August 21, 2004


The punk paradox: Despite being surly and spotty, the Saints were never quite part of the punk scene (Michael Dwyer, August 13, 2004, The Age)

It's hard to believe now. In early 1977, before Johnny Rotten was a reviled household name, the average Australian parent's idea of shocking was Alice Cooper, who, presented with a chat-show microphone, played as nice as Olivia Newton-John.

So the first time my family witnessed Brisbane upstarts the Saints on television, it was as if a pall of indecency had descended on the living room. The way I remember it, Ray Burgess, the dimpled and twinkling host of ABC afternoon pop show Flashez, was speechless.

Chris Bailey - mop-haired, dead-eyed, pimpled, sneering, flicking cigarette ash - was even less articulate. This kid wasn't even blow-waved, let alone wearing satin trousers, much less appearing desperately grateful to cop his 15 minutes of mainstream approval.

"There was so much niceness in the room, it was pretty hard to compete," the singer recalls today from his adopted home of Amsterdam. "When you're surrounded by so much neatly pressed denim and teeth, it's very hard to pour on the charm."

Modesty, surely. In my limited, middle-class, rabid Kiss fan's understanding of the term, the Saints came across as definitively P-U-N-K. [...]

Rock'n'roll historians tend to agree that the Saints - Bailey, Kuepper, Ivor Hay and, briefly, Kym Bradshaw - were up there with the Ramones and the Sex Pistols as pioneers of the '70s punk revolution, even if the paradox of this conclusion is almost as well-known as the conclusion itself.

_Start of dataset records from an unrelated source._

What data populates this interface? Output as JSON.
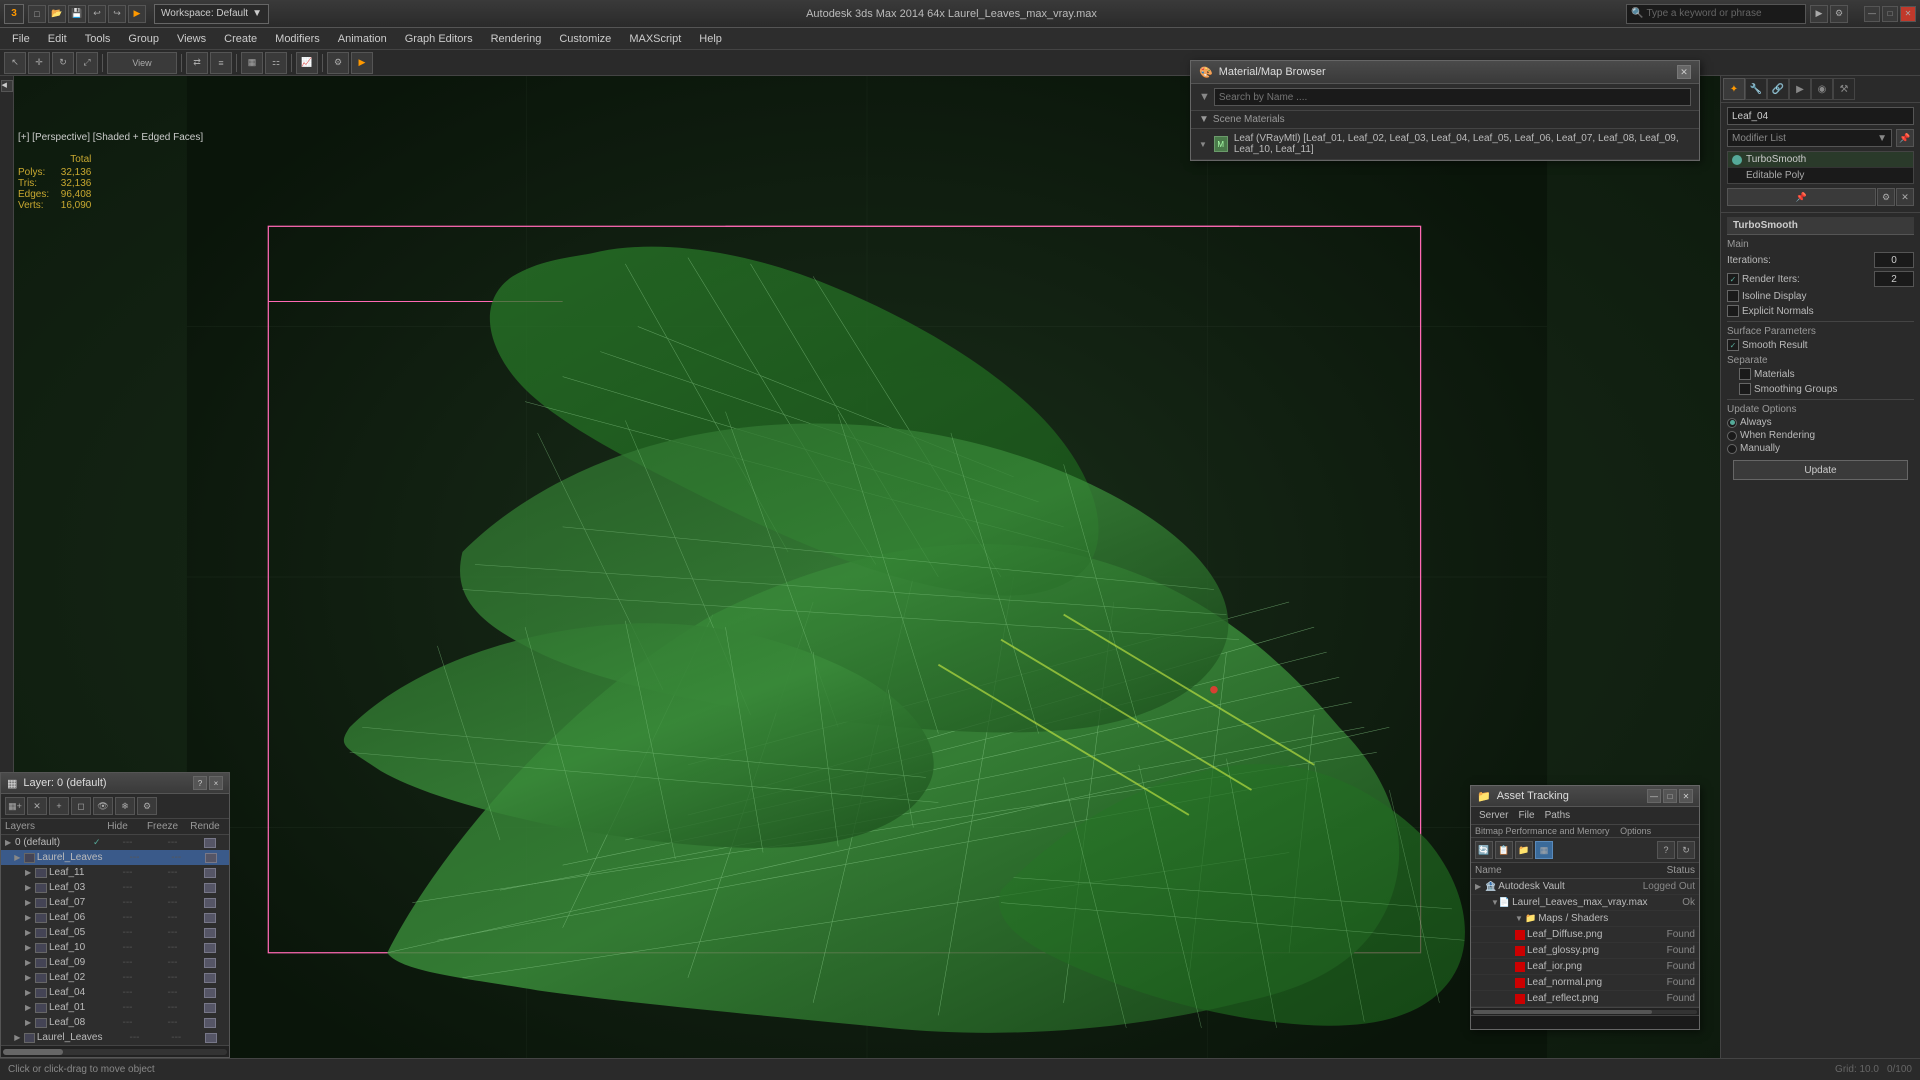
{
  "titlebar": {
    "logo": "3",
    "title": "Autodesk 3ds Max 2014 64x          Laurel_Leaves_max_vray.max",
    "workspace_label": "Workspace: Default",
    "search_placeholder": "Type a keyword or phrase",
    "window_controls": [
      "_",
      "□",
      "×"
    ]
  },
  "menubar": {
    "items": [
      "File",
      "Edit",
      "Tools",
      "Group",
      "Views",
      "Create",
      "Modifiers",
      "Animation",
      "Graph Editors",
      "Rendering",
      "Customize",
      "MAXScript",
      "Help"
    ]
  },
  "viewport": {
    "label": "[+] [Perspective] [Shaded + Edged Faces]",
    "stats": {
      "total_label": "Total",
      "polys_label": "Polys:",
      "polys_value": "32,136",
      "tris_label": "Tris:",
      "tris_value": "32,136",
      "edges_label": "Edges:",
      "edges_value": "96,408",
      "verts_label": "Verts:",
      "verts_value": "16,090"
    }
  },
  "right_panel": {
    "object_name": "Leaf_04",
    "modifier_list_label": "Modifier List",
    "modifiers": [
      {
        "name": "TurboSmooth",
        "active": true
      },
      {
        "name": "Editable Poly",
        "active": false
      }
    ],
    "turbosmooth": {
      "title": "TurboSmooth",
      "main_label": "Main",
      "iterations_label": "Iterations:",
      "iterations_value": "0",
      "render_iters_label": "Render Iters:",
      "render_iters_value": "2",
      "isoline_display_label": "Isoline Display",
      "explicit_normals_label": "Explicit Normals",
      "surface_params_label": "Surface Parameters",
      "smooth_result_label": "Smooth Result",
      "smooth_result_checked": true,
      "separate_label": "Separate",
      "materials_label": "Materials",
      "smoothing_groups_label": "Smoothing Groups",
      "update_options_label": "Update Options",
      "always_label": "Always",
      "when_rendering_label": "When Rendering",
      "manually_label": "Manually",
      "update_btn": "Update"
    }
  },
  "layer_panel": {
    "title": "Layer: 0 (default)",
    "question_btn": "?",
    "close_btn": "×",
    "toolbar_icons": [
      "layer_new",
      "layer_delete",
      "layer_add",
      "layer_select",
      "layer_hide",
      "layer_freeze",
      "layer_settings"
    ],
    "columns": {
      "name": "Layers",
      "hide": "Hide",
      "freeze": "Freeze",
      "render": "Rende"
    },
    "layers": [
      {
        "level": 0,
        "name": "0 (default)",
        "checked": true,
        "hide": "---",
        "freeze": "---",
        "render": "icon"
      },
      {
        "level": 1,
        "name": "Laurel_Leaves",
        "checked": false,
        "hide": "---",
        "freeze": "---",
        "render": "icon",
        "selected": true
      },
      {
        "level": 2,
        "name": "Leaf_11",
        "hide": "---",
        "freeze": "---",
        "render": "icon"
      },
      {
        "level": 2,
        "name": "Leaf_03",
        "hide": "---",
        "freeze": "---",
        "render": "icon"
      },
      {
        "level": 2,
        "name": "Leaf_07",
        "hide": "---",
        "freeze": "---",
        "render": "icon"
      },
      {
        "level": 2,
        "name": "Leaf_06",
        "hide": "---",
        "freeze": "---",
        "render": "icon"
      },
      {
        "level": 2,
        "name": "Leaf_05",
        "hide": "---",
        "freeze": "---",
        "render": "icon"
      },
      {
        "level": 2,
        "name": "Leaf_10",
        "hide": "---",
        "freeze": "---",
        "render": "icon"
      },
      {
        "level": 2,
        "name": "Leaf_09",
        "hide": "---",
        "freeze": "---",
        "render": "icon"
      },
      {
        "level": 2,
        "name": "Leaf_02",
        "hide": "---",
        "freeze": "---",
        "render": "icon"
      },
      {
        "level": 2,
        "name": "Leaf_04",
        "hide": "---",
        "freeze": "---",
        "render": "icon"
      },
      {
        "level": 2,
        "name": "Leaf_01",
        "hide": "---",
        "freeze": "---",
        "render": "icon"
      },
      {
        "level": 2,
        "name": "Leaf_08",
        "hide": "---",
        "freeze": "---",
        "render": "icon"
      },
      {
        "level": 1,
        "name": "Laurel_Leaves",
        "hide": "---",
        "freeze": "---",
        "render": "icon"
      }
    ]
  },
  "mat_browser": {
    "title": "Material/Map Browser",
    "search_label": "Search by Name ....",
    "scene_materials_label": "Scene Materials",
    "material_item": "Leaf (VRayMtl) [Leaf_01, Leaf_02, Leaf_03, Leaf_04, Leaf_05, Leaf_06, Leaf_07, Leaf_08, Leaf_09, Leaf_10, Leaf_11]"
  },
  "asset_tracking": {
    "title": "Asset Tracking",
    "menu_items": [
      "Server",
      "File",
      "Paths",
      "Bitmap Performance and Memory",
      "Options"
    ],
    "columns": {
      "name": "Name",
      "status": "Status"
    },
    "items": [
      {
        "level": 0,
        "name": "Autodesk Vault",
        "status": "Logged Out",
        "expand": "▶"
      },
      {
        "level": 1,
        "name": "Laurel_Leaves_max_vray.max",
        "status": "Ok",
        "expand": "▼"
      },
      {
        "level": 2,
        "name": "Maps / Shaders",
        "status": "",
        "expand": "▼"
      },
      {
        "level": 3,
        "name": "Leaf_Diffuse.png",
        "status": "Found"
      },
      {
        "level": 3,
        "name": "Leaf_glossy.png",
        "status": "Found"
      },
      {
        "level": 3,
        "name": "Leaf_ior.png",
        "status": "Found"
      },
      {
        "level": 3,
        "name": "Leaf_normal.png",
        "status": "Found"
      },
      {
        "level": 3,
        "name": "Leaf_reflect.png",
        "status": "Found"
      }
    ]
  },
  "icons": {
    "search": "🔍",
    "folder": "📁",
    "file": "📄",
    "layer": "▦",
    "expand": "▶",
    "collapse": "▼",
    "check": "✓",
    "close": "✕",
    "minimize": "—",
    "maximize": "□",
    "help": "?",
    "refresh": "↻",
    "camera": "📷"
  }
}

While their wilful, uncooperative attitude fitted the punk brief beautifully, the bandwagon was anathema to the Saints. Their first three albums, compiled on the new box-set All Times Through Paradise, traced a creative development way beyond the simplistic punk stereotype that British record companies so quickly harnessed in the late '70s.

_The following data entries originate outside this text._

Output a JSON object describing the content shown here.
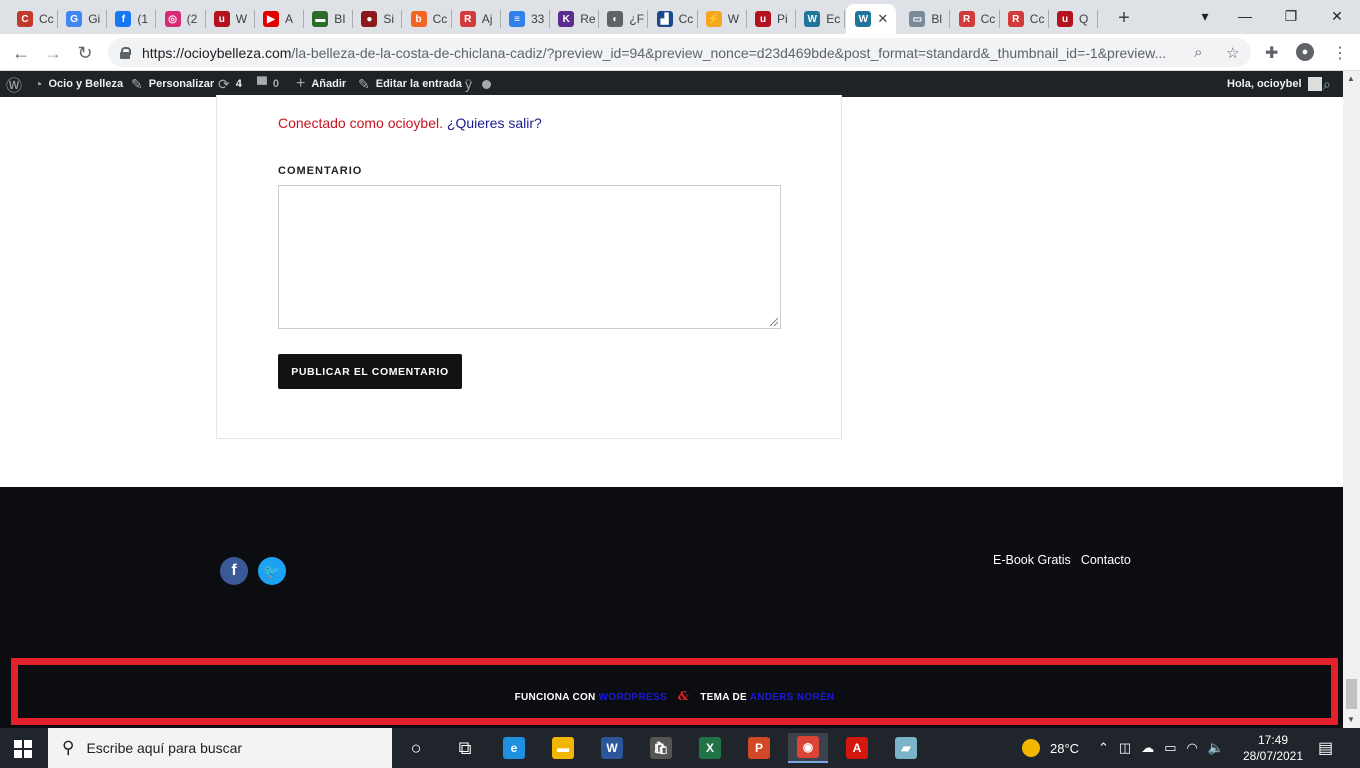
{
  "browser": {
    "tabs": [
      {
        "title": "Cc",
        "color": "#c0392b",
        "glyph": "C"
      },
      {
        "title": "Gi",
        "color": "#4285f4",
        "glyph": "G"
      },
      {
        "title": "(1",
        "color": "#1877f2",
        "glyph": "f"
      },
      {
        "title": "(2",
        "color": "#d62976",
        "glyph": "◎"
      },
      {
        "title": "W",
        "color": "#b3121f",
        "glyph": "u"
      },
      {
        "title": "A",
        "color": "#e00000",
        "glyph": "▶"
      },
      {
        "title": "BI",
        "color": "#2d6b2d",
        "glyph": "▬"
      },
      {
        "title": "Si",
        "color": "#8b1a1a",
        "glyph": "●"
      },
      {
        "title": "Cc",
        "color": "#f26522",
        "glyph": "b"
      },
      {
        "title": "Aj",
        "color": "#d23b3b",
        "glyph": "R"
      },
      {
        "title": "33",
        "color": "#2f80ed",
        "glyph": "≡"
      },
      {
        "title": "Re",
        "color": "#5b2d8e",
        "glyph": "K"
      },
      {
        "title": "¿F",
        "color": "#5f6368",
        "glyph": "◐"
      },
      {
        "title": "Cc",
        "color": "#1a4a8a",
        "glyph": "▟"
      },
      {
        "title": "W",
        "color": "#f5a623",
        "glyph": "⚡"
      },
      {
        "title": "Pi",
        "color": "#b3121f",
        "glyph": "u"
      },
      {
        "title": "Ec",
        "color": "#21759b",
        "glyph": "W"
      }
    ],
    "active_tab": {
      "color": "#21759b",
      "glyph": "W",
      "close": "✕"
    },
    "tabs_after": [
      {
        "title": "Bl",
        "color": "#7a8a9a",
        "glyph": "▭"
      },
      {
        "title": "Cc",
        "color": "#d23b3b",
        "glyph": "R"
      },
      {
        "title": "Cc",
        "color": "#d23b3b",
        "glyph": "R"
      },
      {
        "title": "Q",
        "color": "#b3121f",
        "glyph": "u"
      }
    ],
    "new_tab": "+",
    "url_host": "https://ocioybelleza.com",
    "url_path": "/la-belleza-de-la-costa-de-chiclana-cadiz/?preview_id=94&preview_nonce=d23d469bde&post_format=standard&_thumbnail_id=-1&preview...",
    "window_controls": [
      "—",
      "❐",
      "✕"
    ]
  },
  "adminbar": {
    "site_name": "Ocio y Belleza",
    "customize": "Personalizar",
    "updates_count": "4",
    "comments_count": "0",
    "add_new": "Añadir",
    "edit_post": "Editar la entrada",
    "greeting": "Hola, ocioybel"
  },
  "comment_form": {
    "logged_in_text": "Conectado como ocioybel.",
    "logout_link": "¿Quieres salir?",
    "comment_label": "COMENTARIO",
    "submit_label": "PUBLICAR EL COMENTARIO"
  },
  "footer": {
    "links": [
      "E-Book Gratis",
      "Contacto"
    ],
    "credits_prefix": "FUNCIONA CON",
    "credits_wp": "WORDPRESS",
    "credits_amp": "&",
    "credits_theme_prefix": "TEMA DE",
    "credits_author": "ANDERS NORÉN"
  },
  "taskbar": {
    "search_placeholder": "Escribe aquí para buscar",
    "apps": [
      {
        "name": "task-view",
        "glyph": "○",
        "color": "transparent"
      },
      {
        "name": "timeline",
        "glyph": "⧉",
        "color": "transparent"
      },
      {
        "name": "edge",
        "glyph": "e",
        "color": "#1f8fe0"
      },
      {
        "name": "file-explorer",
        "glyph": "▬",
        "color": "#f2b600"
      },
      {
        "name": "word",
        "glyph": "W",
        "color": "#2b579a"
      },
      {
        "name": "store",
        "glyph": "🛍",
        "color": "#555"
      },
      {
        "name": "excel",
        "glyph": "X",
        "color": "#217346"
      },
      {
        "name": "powerpoint",
        "glyph": "P",
        "color": "#d24726"
      },
      {
        "name": "chrome",
        "glyph": "◉",
        "color": "#db4437"
      },
      {
        "name": "acrobat",
        "glyph": "A",
        "color": "#d4170f"
      },
      {
        "name": "notes",
        "glyph": "▰",
        "color": "#7bb3c9"
      }
    ],
    "weather": "28°C",
    "time": "17:49",
    "date": "28/07/2021"
  }
}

The Saints' musical ambition was largely their undoing when they landed in London, at British EMI's expense, shortly after failing to impress Ray Burgess. The strain of misguided market expectations and other dislocation anxieties tore Bailey and Kuepper apart in 1978, just two years after their first album, (I'm) Stranded.

"We were very lucky to get the bus fares from EMI to be transported to London," Bailey says. "That in itself is remarkable, especially given that we weren't even part of the Australian music scene. There was a lot of hype by the time we got to London because the punky rock thing had taken off, but back in Oz we wouldn't have been pissed on if we were on fire."

According to the box-set's extensive essays, EMI London office's conviction about the Saints' place in the new punk order extended to presenting them with specially designed Saints Suits, "a suitably distressed green garment that understandably was not embraced by the band".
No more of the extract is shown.